Closed-Loop Policy Inference and Evaluation#

Docker Container: Base (see Installation for more details)

./docker/run_docker.sh

Once inside the container, set the models directory if you plan to download pre-trained checkpoints:

export MODELS_DIR=models/isaaclab_arena/reinforcement_learning
mkdir -p $MODELS_DIR

This tutorial assumes you’ve completed Policy Training and have a trained checkpoint, or you can download a pre-trained one as described below.

Download Pre-trained Model (skip preceding steps)
hf download \
   nvidia/Arena-Franka-Lift-Object-RL-Task \
   --local-dir $MODELS_DIR/lift_object_checkpoint

After downloading, the checkpoint is at:

$MODELS_DIR/lift_object_checkpoint/model_1999.pt

Replace checkpoint paths in the examples below with this path.

Evaluation Methods#

There are three ways to evaluate a trained policy:

  1. Single environment (policy_runner.py): detailed evaluation with metrics

  2. Parallel environments (policy_runner.py): larger-scale statistical evaluation

  3. Batch evaluation (eval_runner.py): automated evaluation across multiple checkpoints

Method 1: Single Environment Evaluation#

python isaaclab_arena/evaluation/policy_runner.py \
  --visualizer kit \
  --policy_type rsl_rl \
  --num_episodes 20 \
  --checkpoint_path $MODELS_DIR/lift_object_checkpoint/model_1999.pt \
  lift_object

Note

If you train the model yourself, the checkpoint path is typically in the logs/rsl_rl/generic_experiment/ directory. Replace the checkpoint path with the path to your own checkpoint.

Policy-specific arguments (--policy_type, --checkpoint_path, etc.) must come before the environment name. Environment-specific arguments (--object, --embodiment, etc.) must come after it.

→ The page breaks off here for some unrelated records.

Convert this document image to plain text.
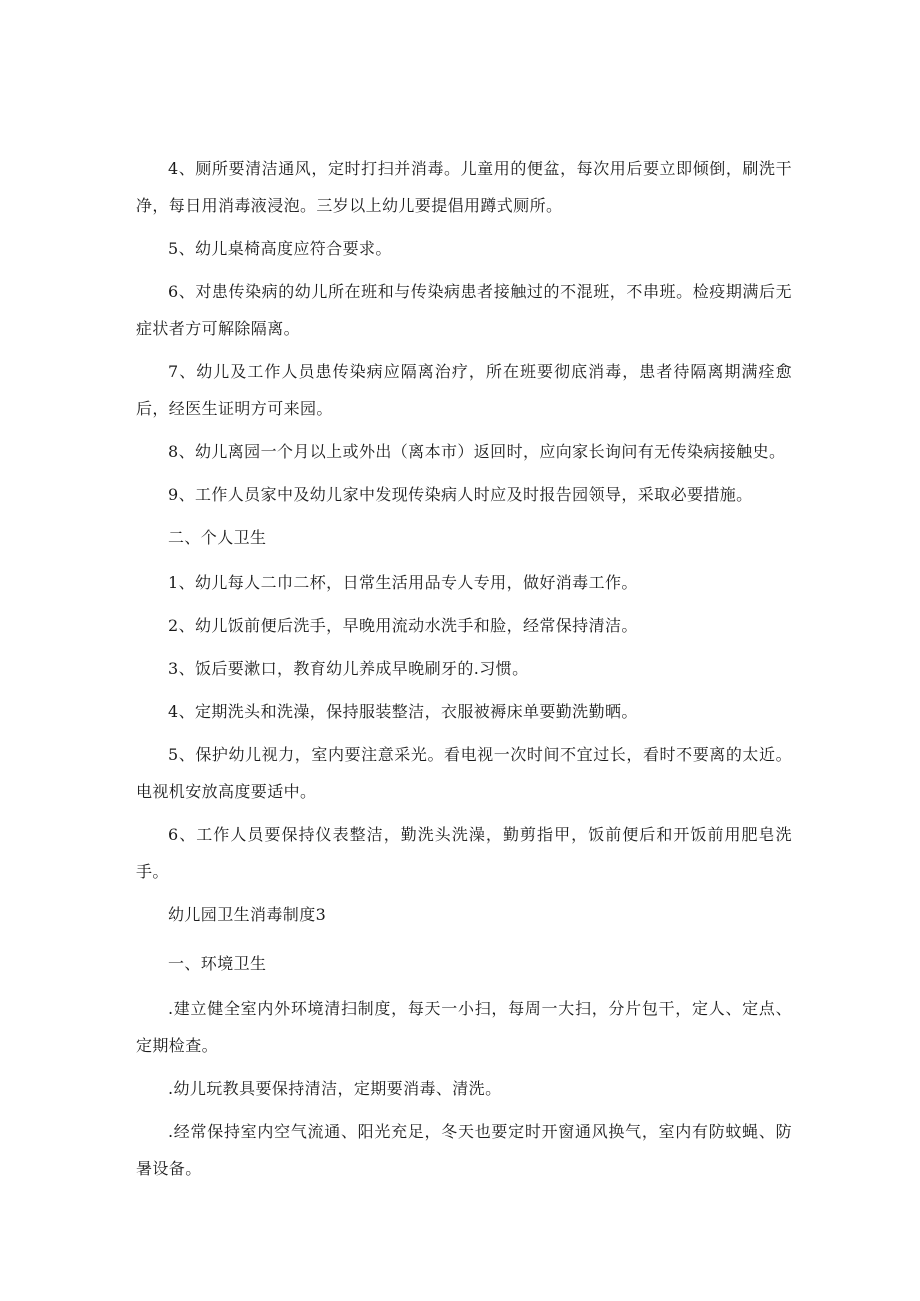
4、厕所要清洁通风，定时打扫并消毒。儿童用的便盆，每次用后要立即倾倒，刷洗干净，每日用消毒液浸泡。三岁以上幼儿要提倡用蹲式厕所。

5、幼儿桌椅高度应符合要求。

6、对患传染病的幼儿所在班和与传染病患者接触过的不混班，不串班。检疫期满后无症状者方可解除隔离。

7、幼儿及工作人员患传染病应隔离治疗，所在班要彻底消毒，患者待隔离期满痊愈后，经医生证明方可来园。

8、幼儿离园一个月以上或外出（离本市）返回时，应向家长询问有无传染病接触史。

9、工作人员家中及幼儿家中发现传染病人时应及时报告园领导，采取必要措施。

二、个人卫生

1、幼儿每人二巾二杯，日常生活用品专人专用，做好消毒工作。

2、幼儿饭前便后洗手，早晚用流动水洗手和脸，经常保持清洁。

3、饭后要漱口，教育幼儿养成早晚刷牙的.习惯。

4、定期洗头和洗澡，保持服装整洁，衣服被褥床单要勤洗勤晒。

5、保护幼儿视力，室内要注意采光。看电视一次时间不宜过长，看时不要离的太近。电视机安放高度要适中。

6、工作人员要保持仪表整洁，勤洗头洗澡，勤剪指甲，饭前便后和开饭前用肥皂洗手。

幼儿园卫生消毒制度3

一、环境卫生

.建立健全室内外环境清扫制度，每天一小扫，每周一大扫，分片包干，定人、定点、定期检查。

.幼儿玩教具要保持清洁，定期要消毒、清洗。

.经常保持室内空气流通、阳光充足，冬天也要定时开窗通风换气，室内有防蚊蝇、防暑设备。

At the end of the run, metrics are printed to the console:

Metrics: {'success_rate': 0.81, 'num_episodes': 12}

Method 2: Parallel Environment Evaluation#

For more statistically significant results, run across many environments in parallel:

python isaaclab_arena/evaluation/policy_runner.py \
  --policy_type rsl_rl \
  --num_episodes 1024 \
  --num_envs 64 \
  --env_spacing 2.5 \
  --visualizer kit \
  --checkpoint_path $MODELS_DIR/lift_object_checkpoint/model_1999.pt \
  lift_object
Metrics: {'success_rate': 0.72, 'num_episodes': 1024}
../../../_images/lift_object_rl_parallel.gif

Method 3: Batch Evaluation#

To evaluate multiple checkpoints in sequence, use eval_runner.py with a JSON config. Here we evaluate the models you trained yourself. The checkpoint path should be replaced with the timestamp of your training run in the logs/rsl_rl/generic_experiment/ directory.

1. Create an evaluation config

Create a file eval_config.json:

{
  "jobs": [
    {
      "name": "lift_object_model_1000",
      "policy_type": "rsl_rl",
      "num_episodes": 1024,
      "arena_env_args": {
        "environment": "lift_object",
        "num_envs": 64
      },
      "policy_config_dict": {
        "checkpoint_path": "logs/rsl_rl/generic_experiment/<timestamp>/model_1000.pt"
      }
    },
    {
      "name": "lift_object_model_1999",
      "policy_type": "rsl_rl",
      "num_episodes": 1024,
      "arena_env_args": {
        "environment": "lift_object",
        "num_envs": 64
      },
      "policy_config_dict": {
        "checkpoint_path": "logs/rsl_rl/generic_experiment/<timestamp>/model_1999.pt"
      }
    }
  ]
}

2. Run

python isaaclab_arena/evaluation/eval_runner.py \
  --visualizer kit \
  --eval_jobs_config eval_config.json
======================================================================
METRICS SUMMARY
======================================================================

lift_object_model_1000:
num_episodes                         1024
success_rate                       0.6526

lift_object_model_1999:
num_episodes                         1024
success_rate                       0.7408
======================================================================

Understanding the Metrics#

The Lift Object task reports two metrics:

  • success_rate: fraction of episodes where the object reached the target position within tolerance

  • num_episodes: total number of completed episodes during the evaluation run

A well-trained policy should reach 70–90% success rate. Results will vary with the target range, random seed, and hardware.

Note

For evaluation, omit --rl_training_mode (default): success termination stays enabled so metrics such as success rate are meaningful. For RSL-RL training, pass --rl_training_mode to disable success termination.